NVFP4 QAT (Quantization-Aware Training) in verl

Last updated: 04/02/2026

verl supports NVFP4 Quantization-Aware Training (QAT), which applies fake quantization during training so the model learns to tolerate NVFP4 quantization error. At rollout time, weights are packed into real NVFP4 format for vLLM inference. This closes the precision gap between training and inference, preventing KL divergence explosion.

Training Backend

Training Precision

Rollout Precision

vLLM Quant Method

FSDP

BF16 + fake quantization

NVFP4 W4A16

compressed-tensors

Megatron

BF16 + fake quantization

NVFP4 W4A16

modelopt

[!TIP] For ready-to-run scripts, environment setup, and experimental results, see the QAT recipe.


Key Configuration

FSDP Backend

Configured under actor_rollout_ref.actor.fsdp_config.qat:

actor_rollout_ref:
  actor:
    fsdp_config:
      qat:
        enable: true
        mode: "w4a16"
        group_size: 16
        ignore_patterns:
          - "lm_head"
          - "embed_tokens"
          - "re:.*mlp.gate$"
        quantization_config_path: "recipe/qat/config/nvfp4_w4a16.json"

Parameter

Description

Default

fsdp_config.qat.enable

Enable QAT

False

fsdp_config.qat.mode

Quantization mode

"w4a16"

fsdp_config.qat.group_size

Quantization group size

16

fsdp_config.qat.ignore_patterns

Layers to skip. Supports re: prefix for regex, otherwise substring match

["lm_head", "embed_tokens", "re:.*mlp.gate$"]
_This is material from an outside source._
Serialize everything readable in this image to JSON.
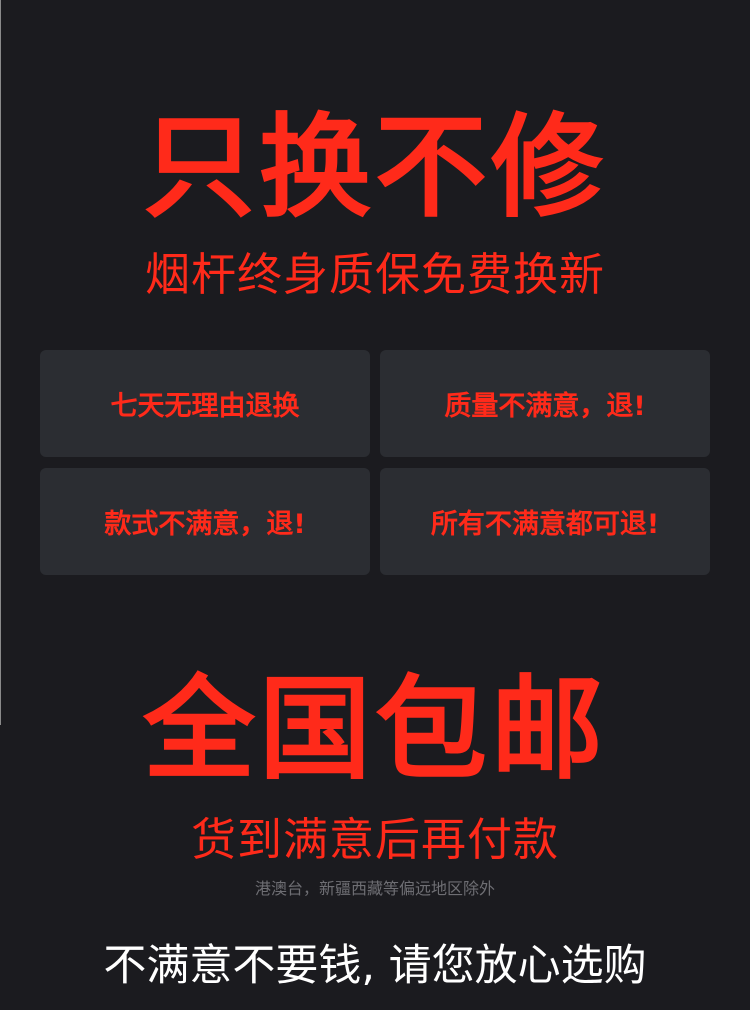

fsdp_config.qat.quantization_config_path

vLLM quantization config JSON path

Required

Megatron Backend

Configured under actor_rollout_ref.actor.megatron.qat:

actor_rollout_ref:
  actor:
    megatron:
      qat:
        enable: true
        mode: "w4a16"
        group_size: 16
        ignore_patterns:
          - "lm_head"
          - "*mlp.gate"
        quantization_config_path: "recipe/qat/config/nvfp4_w4a16_megatron.json"

Parameter

Description

Default

megatron.qat.enable

Enable QAT

False

megatron.qat.mode

Quantization mode

"w4a16"

megatron.qat.group_size

Quantization group size

16

megatron.qat.ignore_patterns

Layers to skip. Uses fnmatch glob syntax

["lm_head", "*mlp.gate"]

megatron.qat.quantization_config_path

vLLM quantization config JSON path

Required


Support Matrix

  • NVFP4 W4A16 (weight-only FP4 quantization)

  • Dense models and MoE models

  • FSDP and Megatron training backends

  • Full quantization and FFN-only quantization strategies

  • Verified on Qwen3-8B-Base and Qwen3-30B-A3B-Base


Notes

  • FSDP backend has scalability limitations for very large models. For large-scale training, use the Megatron backend.

  • FSDP uses re: prefix regex for ignore_patterns, while Megatron uses fnmatch glob syntax. The two are not interchangeable.